HEIC-to-JPEG-Dev commented 4 months ago

Okay, that was it for the WinRT Disk IO - it's the AppContainer. WinUI 3 .Net 8 with full-trust is 10x slower than WinUI 3 .net 8 partial-trust.

However, making the WinUI app run in partial-trust immedietly gives the issues that .Net 8 DirectoryInfo & FileInfo are not allowed - meaning all other disk io becomes a pain due to having to resort to Win32 API's allowed in the AppContianer.

I'm not sure if this can be resolved, or more specifically, you can get the performance, but lose everything else.

HEIC-to-JPEG-Dev commented 3 months ago

I still find it odd that the same (WinRT) code in WinUI takes 10x longer when the AppContainer is set to (default) FullTrust. Basically, put a big continaer barrier and runtime broker around WinRT IO and it performs 10x faster than if we take the broker and container away - seems the wrong way round, but it is what it is.

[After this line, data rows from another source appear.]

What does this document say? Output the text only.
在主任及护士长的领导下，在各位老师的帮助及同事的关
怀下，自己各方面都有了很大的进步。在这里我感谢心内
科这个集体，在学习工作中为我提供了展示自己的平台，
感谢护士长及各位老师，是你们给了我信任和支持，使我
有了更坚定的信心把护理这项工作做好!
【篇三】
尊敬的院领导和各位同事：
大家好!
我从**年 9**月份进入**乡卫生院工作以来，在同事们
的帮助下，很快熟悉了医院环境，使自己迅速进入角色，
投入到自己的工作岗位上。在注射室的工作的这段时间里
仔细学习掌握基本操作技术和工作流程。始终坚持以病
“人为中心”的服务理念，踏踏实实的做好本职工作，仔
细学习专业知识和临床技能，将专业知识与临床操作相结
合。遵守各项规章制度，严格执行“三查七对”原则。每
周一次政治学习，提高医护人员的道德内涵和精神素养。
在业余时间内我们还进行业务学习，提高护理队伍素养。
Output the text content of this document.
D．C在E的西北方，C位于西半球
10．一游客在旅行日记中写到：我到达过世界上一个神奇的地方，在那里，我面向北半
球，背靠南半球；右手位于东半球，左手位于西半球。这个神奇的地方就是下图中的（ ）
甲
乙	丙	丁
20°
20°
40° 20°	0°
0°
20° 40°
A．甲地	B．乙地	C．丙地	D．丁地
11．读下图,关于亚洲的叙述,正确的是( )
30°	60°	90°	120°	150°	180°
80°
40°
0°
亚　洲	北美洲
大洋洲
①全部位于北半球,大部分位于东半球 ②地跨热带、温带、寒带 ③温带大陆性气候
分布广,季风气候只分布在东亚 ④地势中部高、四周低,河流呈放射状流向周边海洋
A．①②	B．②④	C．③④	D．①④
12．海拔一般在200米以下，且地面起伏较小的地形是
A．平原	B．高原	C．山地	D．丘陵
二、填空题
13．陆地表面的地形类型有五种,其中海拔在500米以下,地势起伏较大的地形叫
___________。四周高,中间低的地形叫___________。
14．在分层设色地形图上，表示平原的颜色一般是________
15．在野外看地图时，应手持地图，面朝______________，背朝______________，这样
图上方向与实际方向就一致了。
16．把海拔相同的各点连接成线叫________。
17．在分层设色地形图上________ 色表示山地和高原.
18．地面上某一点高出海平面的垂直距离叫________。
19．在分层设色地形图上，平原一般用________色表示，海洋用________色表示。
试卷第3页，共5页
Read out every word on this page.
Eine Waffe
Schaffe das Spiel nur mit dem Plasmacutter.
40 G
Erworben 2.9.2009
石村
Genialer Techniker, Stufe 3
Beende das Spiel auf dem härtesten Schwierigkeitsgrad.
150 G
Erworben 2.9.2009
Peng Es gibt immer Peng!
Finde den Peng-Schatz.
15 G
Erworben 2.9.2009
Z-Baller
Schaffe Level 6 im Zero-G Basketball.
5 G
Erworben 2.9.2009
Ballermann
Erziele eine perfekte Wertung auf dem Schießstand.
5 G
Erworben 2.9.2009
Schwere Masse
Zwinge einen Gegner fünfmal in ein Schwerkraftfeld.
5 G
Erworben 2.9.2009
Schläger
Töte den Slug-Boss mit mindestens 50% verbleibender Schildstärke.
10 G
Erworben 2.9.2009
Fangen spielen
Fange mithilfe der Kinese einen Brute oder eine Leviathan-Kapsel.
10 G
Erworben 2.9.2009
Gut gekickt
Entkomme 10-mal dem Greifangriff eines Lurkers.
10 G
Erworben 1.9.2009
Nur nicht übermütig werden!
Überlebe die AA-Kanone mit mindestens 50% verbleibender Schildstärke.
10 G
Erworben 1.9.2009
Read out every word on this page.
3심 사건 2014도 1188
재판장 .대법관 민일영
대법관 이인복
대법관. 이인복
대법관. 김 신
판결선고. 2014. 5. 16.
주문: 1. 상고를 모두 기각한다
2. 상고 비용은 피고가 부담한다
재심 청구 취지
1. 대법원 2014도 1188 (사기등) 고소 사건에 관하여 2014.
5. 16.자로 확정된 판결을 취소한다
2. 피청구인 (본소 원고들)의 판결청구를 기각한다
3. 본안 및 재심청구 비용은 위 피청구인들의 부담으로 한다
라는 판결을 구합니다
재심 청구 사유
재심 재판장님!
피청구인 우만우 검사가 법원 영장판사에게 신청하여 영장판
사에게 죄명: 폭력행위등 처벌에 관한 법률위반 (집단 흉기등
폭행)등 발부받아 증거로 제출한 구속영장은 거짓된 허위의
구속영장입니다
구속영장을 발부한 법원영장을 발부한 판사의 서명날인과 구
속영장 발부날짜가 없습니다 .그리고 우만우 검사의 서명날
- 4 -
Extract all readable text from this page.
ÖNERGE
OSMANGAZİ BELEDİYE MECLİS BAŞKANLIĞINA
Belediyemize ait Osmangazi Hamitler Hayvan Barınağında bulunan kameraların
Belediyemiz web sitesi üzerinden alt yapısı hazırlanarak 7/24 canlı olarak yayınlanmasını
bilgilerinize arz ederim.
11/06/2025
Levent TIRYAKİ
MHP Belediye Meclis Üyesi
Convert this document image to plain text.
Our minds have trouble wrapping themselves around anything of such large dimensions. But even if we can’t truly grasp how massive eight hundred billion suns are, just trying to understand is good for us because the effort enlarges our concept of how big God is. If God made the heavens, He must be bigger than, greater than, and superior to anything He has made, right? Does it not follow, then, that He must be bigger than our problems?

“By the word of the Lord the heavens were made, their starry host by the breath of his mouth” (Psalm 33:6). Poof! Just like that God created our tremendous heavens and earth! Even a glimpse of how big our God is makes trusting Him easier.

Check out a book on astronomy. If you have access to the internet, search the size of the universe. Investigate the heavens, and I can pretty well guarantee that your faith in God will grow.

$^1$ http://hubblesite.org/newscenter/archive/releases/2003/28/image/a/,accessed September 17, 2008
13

Do we know if this is likley to change ?

MichalPetryka commented 3 months ago

I'm not sure if this can be resolved, or more specifically, you can get the performance, but lose everything else.

I'd try looking into doing IPC between parent full trust process and a child partial trust process that'd access the WinRT APIs as a workaround for now FYI.

MartyIX commented 2 months ago

Do I understand the discussion here correctly that .NET MAUI apps: https://github.com/dotnet/maui/blob/345bb16d806f463ad5b55f80601a929b18a3b2a6/src/Templates/src/templates/maui-mobile/Platforms/Windows/Package.appxmanifest#L43 runs slower because they are (presumably) running with Full Trust instead of in AppContainer?

I don't understand this stuff well but .NET MAUI WinUI applications feel pretty slow hence my attempt to understand it better.

HEIC-to-JPEG-Dev commented 2 months ago

I'm not sure if this can be resolved, or more specifically, you can get the performance, but lose everything else.

I'd try looking into doing IPC between parent full trust process and a child partial trust process that'd access the WinRT APIs as a workaround for now FYI.

If it's going to make my life as a developer hard then I'll just not do that project and move onto something the WinUI 3 desktop apps can do easily. The dev environment is not there to make my life hard.